My three and a half year old neice is obsessed with the movie Cars. It is kind of cool that she is obsessed with this movie rather than say, a princess or barbie movie…The other day I was driving her (and her sister) in her mother’s car and she asked for “Real Gone” on the cd player (the Sheryl Crow song to which she knows all the words, such good taste she has….) and she said “play Life is a Highway next”. Alas, I could not find it on the mix cd of Disney hits, but I have not been able to get Life is a Highway out of my head.
Though the words of the song, except the chorus, escape me completely, it is the title that strikes me as so poignant at this time in my life. My life in the last ten years has taken me up and down many highways, perhaps more than the average quarterlifer+. I have traversed I-70 more times that I care to mention to and from Kansas City, Missouri for four and a half years in college, though I must say that taking 64 is much more beautiful through the horse fields of Kentucky. Taking these roads showed me non-black and white cows for the first time, it showed me more sky than I knew existed, it showed me a world of people who are committed to their faith and will not be told anything else.

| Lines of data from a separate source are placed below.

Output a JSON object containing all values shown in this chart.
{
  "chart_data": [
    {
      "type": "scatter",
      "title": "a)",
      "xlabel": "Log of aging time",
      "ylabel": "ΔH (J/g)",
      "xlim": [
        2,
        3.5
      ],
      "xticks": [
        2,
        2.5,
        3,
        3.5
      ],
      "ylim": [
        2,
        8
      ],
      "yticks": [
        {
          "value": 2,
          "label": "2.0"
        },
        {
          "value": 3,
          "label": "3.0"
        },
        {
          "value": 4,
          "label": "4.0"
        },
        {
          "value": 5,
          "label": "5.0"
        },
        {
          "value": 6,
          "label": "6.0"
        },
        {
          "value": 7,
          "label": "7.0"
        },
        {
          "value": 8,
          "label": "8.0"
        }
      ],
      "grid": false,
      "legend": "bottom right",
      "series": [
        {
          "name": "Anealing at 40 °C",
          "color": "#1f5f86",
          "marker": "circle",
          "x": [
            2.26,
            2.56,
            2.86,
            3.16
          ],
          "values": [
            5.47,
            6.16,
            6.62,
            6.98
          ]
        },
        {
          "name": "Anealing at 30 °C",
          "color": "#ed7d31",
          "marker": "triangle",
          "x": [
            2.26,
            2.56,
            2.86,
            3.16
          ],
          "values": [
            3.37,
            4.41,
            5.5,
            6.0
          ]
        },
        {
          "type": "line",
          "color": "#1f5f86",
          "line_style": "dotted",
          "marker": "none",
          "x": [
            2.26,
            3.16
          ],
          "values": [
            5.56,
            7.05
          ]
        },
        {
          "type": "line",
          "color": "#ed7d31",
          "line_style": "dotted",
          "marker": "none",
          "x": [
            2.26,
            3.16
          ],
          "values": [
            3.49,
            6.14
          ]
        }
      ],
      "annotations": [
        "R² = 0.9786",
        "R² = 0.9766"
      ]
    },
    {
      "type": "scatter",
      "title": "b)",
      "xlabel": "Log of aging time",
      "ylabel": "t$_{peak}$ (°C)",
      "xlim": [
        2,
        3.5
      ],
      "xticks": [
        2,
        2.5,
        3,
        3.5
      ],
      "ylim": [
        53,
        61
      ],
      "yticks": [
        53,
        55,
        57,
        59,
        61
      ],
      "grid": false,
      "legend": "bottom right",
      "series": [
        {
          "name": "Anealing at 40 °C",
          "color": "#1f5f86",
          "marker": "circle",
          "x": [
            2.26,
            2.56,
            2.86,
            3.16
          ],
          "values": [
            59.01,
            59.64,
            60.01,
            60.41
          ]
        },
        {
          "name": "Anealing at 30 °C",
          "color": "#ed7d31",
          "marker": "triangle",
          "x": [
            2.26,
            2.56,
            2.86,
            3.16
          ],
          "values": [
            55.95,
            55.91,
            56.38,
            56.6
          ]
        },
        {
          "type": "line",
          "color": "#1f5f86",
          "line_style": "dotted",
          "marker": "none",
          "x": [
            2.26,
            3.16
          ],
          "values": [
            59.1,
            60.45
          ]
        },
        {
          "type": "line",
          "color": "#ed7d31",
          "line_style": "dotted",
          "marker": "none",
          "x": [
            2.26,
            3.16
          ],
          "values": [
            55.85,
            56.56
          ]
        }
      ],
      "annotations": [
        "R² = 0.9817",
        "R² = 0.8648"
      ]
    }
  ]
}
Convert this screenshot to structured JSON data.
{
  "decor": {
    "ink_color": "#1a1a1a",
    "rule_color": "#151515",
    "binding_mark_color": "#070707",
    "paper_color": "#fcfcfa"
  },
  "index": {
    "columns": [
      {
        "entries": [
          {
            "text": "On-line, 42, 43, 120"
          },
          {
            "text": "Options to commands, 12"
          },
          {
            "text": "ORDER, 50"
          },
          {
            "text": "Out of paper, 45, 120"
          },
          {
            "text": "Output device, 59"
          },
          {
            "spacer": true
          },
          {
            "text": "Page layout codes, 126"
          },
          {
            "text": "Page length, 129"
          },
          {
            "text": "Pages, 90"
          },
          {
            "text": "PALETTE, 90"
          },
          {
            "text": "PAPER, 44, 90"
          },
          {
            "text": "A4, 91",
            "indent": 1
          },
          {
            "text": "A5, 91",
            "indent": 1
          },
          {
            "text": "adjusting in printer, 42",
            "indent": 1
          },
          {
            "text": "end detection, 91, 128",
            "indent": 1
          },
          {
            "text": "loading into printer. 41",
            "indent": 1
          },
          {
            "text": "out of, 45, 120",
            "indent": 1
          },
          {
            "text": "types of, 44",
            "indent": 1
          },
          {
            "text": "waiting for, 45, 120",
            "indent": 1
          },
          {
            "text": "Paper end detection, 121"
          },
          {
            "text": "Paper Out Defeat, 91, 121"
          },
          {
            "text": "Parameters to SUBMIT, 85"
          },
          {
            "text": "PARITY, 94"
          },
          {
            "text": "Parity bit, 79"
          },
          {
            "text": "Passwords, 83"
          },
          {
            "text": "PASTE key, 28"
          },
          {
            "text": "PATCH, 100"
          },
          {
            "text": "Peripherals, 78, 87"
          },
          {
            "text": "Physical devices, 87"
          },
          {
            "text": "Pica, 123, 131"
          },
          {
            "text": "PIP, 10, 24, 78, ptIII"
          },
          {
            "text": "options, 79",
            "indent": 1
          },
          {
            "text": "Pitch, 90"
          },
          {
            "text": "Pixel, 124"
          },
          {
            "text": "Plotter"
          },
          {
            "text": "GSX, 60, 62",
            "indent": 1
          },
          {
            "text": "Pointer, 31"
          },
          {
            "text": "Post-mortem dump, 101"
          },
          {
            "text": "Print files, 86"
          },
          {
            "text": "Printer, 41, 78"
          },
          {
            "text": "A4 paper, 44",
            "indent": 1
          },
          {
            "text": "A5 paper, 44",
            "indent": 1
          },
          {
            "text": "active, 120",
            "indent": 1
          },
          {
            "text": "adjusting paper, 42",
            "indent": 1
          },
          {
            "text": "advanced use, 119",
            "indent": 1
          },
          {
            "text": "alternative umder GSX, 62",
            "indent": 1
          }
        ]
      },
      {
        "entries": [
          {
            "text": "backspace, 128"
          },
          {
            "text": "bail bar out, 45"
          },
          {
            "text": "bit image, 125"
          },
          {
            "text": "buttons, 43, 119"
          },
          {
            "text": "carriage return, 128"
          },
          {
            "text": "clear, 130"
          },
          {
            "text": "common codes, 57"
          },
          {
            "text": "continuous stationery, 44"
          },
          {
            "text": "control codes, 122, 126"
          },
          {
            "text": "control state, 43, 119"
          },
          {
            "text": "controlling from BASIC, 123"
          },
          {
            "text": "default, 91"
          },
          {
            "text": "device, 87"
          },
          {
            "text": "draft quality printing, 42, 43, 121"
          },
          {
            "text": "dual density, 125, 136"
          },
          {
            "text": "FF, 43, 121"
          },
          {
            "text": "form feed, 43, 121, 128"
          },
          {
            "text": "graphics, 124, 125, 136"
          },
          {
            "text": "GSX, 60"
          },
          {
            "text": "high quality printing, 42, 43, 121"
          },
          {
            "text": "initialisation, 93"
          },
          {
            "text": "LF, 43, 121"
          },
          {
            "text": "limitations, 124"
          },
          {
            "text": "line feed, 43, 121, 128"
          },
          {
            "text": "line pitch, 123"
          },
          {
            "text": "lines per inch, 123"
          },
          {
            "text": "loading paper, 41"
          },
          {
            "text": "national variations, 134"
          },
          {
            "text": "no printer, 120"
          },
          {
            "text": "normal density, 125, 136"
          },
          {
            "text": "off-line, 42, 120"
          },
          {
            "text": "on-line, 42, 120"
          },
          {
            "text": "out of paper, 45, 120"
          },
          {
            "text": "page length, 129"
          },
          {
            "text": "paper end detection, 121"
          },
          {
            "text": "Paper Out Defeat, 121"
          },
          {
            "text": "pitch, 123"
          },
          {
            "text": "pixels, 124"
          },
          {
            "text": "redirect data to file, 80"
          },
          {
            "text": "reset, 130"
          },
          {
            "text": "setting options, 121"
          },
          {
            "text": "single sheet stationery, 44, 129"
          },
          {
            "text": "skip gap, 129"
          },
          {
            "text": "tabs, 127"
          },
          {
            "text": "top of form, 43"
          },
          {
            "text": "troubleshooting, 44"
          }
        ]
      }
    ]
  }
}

It showed me greatest friendships, simpler life, and frankly, a lot of beer. That road was the first development of my independence and the beginning of my faith walk.
A quick detour up 71 took me to a teeny little town in Iowa. The loneliest (up to that point) I had ever felt. Living a life of absolute cookie cutter consistency. Wake Up, Eat, Drive, Work, Gym, Home. (church, choir Thursdays and Sundays, movies @ 2 on Sunday). I learned in this instance the beauty of being alone with God. This particular highway had me realize that I was not willing to settle in my life for what was easy or content. I’m so very glad to have taken an exit off this road quickly. Then just a quick trip down 71 and 29 I found my way back to a different kind of contentment. I learned of great teachers at during my exit in Kansas City. I also gained a true love of worship music, which I still love today. But perhaps, the greatest thing I gained on my last exit in the Midwest was my first steps of running. They were not fast, and they certainly were not consistent or enduring, but they were the earliest building blocks of my life changes ahead.
Then came the year on the road. 3000 miles across from Washington, DC to Los Angeles, California. I have written extensively about this in other places that have lost their way in the abyss of the internet, but to cap the highlights. The first exit off of “The 10” taught me about diversity, being awash in the culture of Los Angeles was more eye opening to me than I could have imagined. On this stop, I also became star-struck several times, spent a lot of time in traffic and semi-conquered a fear of heights by living on the 20th floor with a floor to ceiling window (have you seen Fight Club? My apartment was blown up…..).
The next exit on the year on the road was Austin. I learned to love to run in Austin. Truly loved to run (and scull, even if for only a short time). Running became my refuge in a place where I was demoralized on a regular basis. I learned that a truly that diversity can exist in the same sentence as educated, that martyrs are sometimes more appreciated that efficient, hard workers, and that seeing someone carry a hand gun in their briefcase is frightening.
The almost final exit on my tour of duty led me to a place I hope never to return in Ohio. If I felt demoralized in Texas, I didn’t know what would hit me until I came to Ohio. Again, running became my refuge. I came to the realization in this place that people can become content with mediocrity, that incompentence can be justified if it fits a racial quota, and that many who claim to be educators are merely bureaucrats in comfortable shoes. A redeeming value to this stop, my first marathon. Long, slow, painful. Joyous, proud, and bitten (by the bug to race long that is…)
As I have spoken of before, my next road in life’s journey led me back to California. IT was here that I realized that family had to be first, being in a classroom with children was more important to me that being a talking head, and that if you truly love something, you must set it free. I also learned that just because you live at the beach, doesn’t mean you go…..
My journey back across I-70 and home to my family has brought me so many rich blessings. Returning to the thros of education, both public and independent has made me realize that God has given me such a gift. I get to spend my working days with kids, the most amazing people on the planet. I have also come to realize that if I missed any more time from my neices’ childhood that I would come to regret the loss. Watching these two girls grow and change is incredible and I hope a good model for me when I decide to embrace motherhood. My running has changed since I have come home too. A different blessing in all of its own, new health, new friends, and a confidence that comes from knowing that I can achieve great things with hard work and the support of others.
My life could not have been as rich if I had not taken that highway ten years ago. The roads have been long, I’ve watched the seasons change in many states. I have seen the highest mountains, the hottest deserts, the great plains, and the deep blue sea. God’s creation is a marvel, God’s people are a gift, and God’s plan is not always straight and narrow. Life is a highway, I wanna ride it all night long.